In an early scene in Lincoln, the President and one of his most trusted advisors, Secretary of State William Seward, meet Mr. and Mrs. Jolly, an ordinary couple from Missouri. The Jollys ask Lincoln to reverse a decision made two years earlier by a top US general to strip them of a toll booth that they ran near Jefferson City. Lincoln and Seward not only listen to the couple’s concerns --- they also seek their views on the end of the Civil War, freedom for enslaved blacks, and the thirteenth amendment.
As the meeting concludes, Lincoln promises to investigate the Jollys’ claim to the toll booth by the next day. He also asks the couple to visit their Congressman, who has not taken a position on the 13th amendment, and voice their strong support for it. The couple leaves the room clearly aware of the political quid pro quo sought by the President.

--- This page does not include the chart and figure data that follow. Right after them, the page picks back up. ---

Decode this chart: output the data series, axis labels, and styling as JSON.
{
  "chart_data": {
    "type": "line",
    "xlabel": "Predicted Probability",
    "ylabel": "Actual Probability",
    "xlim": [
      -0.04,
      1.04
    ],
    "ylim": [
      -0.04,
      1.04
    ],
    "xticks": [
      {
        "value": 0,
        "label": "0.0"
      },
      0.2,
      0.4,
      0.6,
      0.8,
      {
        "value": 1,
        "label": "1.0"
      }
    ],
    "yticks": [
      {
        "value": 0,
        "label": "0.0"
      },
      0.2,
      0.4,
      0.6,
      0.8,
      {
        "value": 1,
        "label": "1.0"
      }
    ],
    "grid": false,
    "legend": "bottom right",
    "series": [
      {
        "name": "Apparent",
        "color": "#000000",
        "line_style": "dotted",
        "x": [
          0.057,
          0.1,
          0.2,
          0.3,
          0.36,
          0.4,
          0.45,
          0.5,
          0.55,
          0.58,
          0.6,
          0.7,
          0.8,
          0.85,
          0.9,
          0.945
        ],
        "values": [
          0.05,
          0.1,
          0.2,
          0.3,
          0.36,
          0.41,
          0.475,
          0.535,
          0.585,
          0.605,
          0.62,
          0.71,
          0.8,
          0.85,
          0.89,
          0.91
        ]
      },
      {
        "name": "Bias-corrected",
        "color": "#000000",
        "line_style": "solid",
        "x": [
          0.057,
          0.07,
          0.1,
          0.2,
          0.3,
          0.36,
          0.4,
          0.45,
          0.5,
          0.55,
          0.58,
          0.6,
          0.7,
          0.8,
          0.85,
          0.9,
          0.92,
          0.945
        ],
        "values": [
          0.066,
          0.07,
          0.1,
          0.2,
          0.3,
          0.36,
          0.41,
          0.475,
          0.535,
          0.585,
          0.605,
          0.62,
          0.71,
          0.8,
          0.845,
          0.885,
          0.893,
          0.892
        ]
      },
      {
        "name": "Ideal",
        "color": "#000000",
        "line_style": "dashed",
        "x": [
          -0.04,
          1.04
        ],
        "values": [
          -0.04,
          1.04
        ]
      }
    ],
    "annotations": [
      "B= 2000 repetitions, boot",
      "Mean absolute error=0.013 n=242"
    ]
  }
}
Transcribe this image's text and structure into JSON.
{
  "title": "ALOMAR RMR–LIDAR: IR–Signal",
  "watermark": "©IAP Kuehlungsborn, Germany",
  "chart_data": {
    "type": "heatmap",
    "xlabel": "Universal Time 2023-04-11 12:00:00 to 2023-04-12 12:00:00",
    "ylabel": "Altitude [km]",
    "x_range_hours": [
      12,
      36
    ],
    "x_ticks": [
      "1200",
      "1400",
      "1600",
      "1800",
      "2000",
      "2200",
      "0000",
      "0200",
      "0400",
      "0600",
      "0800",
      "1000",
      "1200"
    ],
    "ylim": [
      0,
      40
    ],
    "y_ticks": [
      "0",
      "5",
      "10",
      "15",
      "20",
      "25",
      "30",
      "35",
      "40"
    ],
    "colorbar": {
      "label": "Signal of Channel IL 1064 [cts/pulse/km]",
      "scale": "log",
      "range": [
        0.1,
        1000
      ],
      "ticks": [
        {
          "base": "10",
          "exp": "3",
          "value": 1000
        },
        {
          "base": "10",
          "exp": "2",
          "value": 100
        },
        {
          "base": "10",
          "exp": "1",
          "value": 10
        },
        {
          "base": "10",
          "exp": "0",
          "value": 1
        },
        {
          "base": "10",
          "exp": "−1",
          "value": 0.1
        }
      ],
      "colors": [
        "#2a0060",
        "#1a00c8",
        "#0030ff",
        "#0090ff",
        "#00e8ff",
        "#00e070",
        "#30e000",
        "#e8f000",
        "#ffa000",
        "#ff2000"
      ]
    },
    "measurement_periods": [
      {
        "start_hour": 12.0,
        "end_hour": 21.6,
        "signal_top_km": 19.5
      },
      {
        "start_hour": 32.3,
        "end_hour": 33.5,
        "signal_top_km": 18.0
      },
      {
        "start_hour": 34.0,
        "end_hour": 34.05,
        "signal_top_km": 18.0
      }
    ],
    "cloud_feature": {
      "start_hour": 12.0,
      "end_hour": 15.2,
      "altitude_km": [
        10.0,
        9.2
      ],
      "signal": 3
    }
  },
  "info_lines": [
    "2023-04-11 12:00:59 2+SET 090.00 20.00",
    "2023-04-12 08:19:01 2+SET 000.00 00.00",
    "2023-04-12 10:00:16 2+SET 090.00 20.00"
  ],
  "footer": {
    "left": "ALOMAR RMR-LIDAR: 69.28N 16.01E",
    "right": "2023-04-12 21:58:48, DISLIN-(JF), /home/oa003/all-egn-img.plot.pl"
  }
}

The President’s meeting with the Jollys is not just a construction by director Stephen Spielberg. Lincoln spent close to four hours a day meeting with petitioners from all walks of life while in the White House. Through these personal exchanges, Lincoln and his top advisors measured public opinion and harnessed it for their political objectives. The meetings helped cement Lincoln’s legitimacy with the American public during wartime and aided his landslide victory in the 1864 Presidential elections.
Almost 150 years later, US Presidents have largely abandoned meeting with ordinary citizens in the White House. Such meetings can be dangerous, and there are a host of other tools that Presidents can employ to find out public opinion and to communicate with voters, Congress, and the wider world.
By contrast, Gulf leaders still use the same personal form of politics that served Lincoln well. Such strategies may explain why they have weathered the political changes over the past 2 1/2 years, in contrast to counterparts from Egypt to Libya to Syria.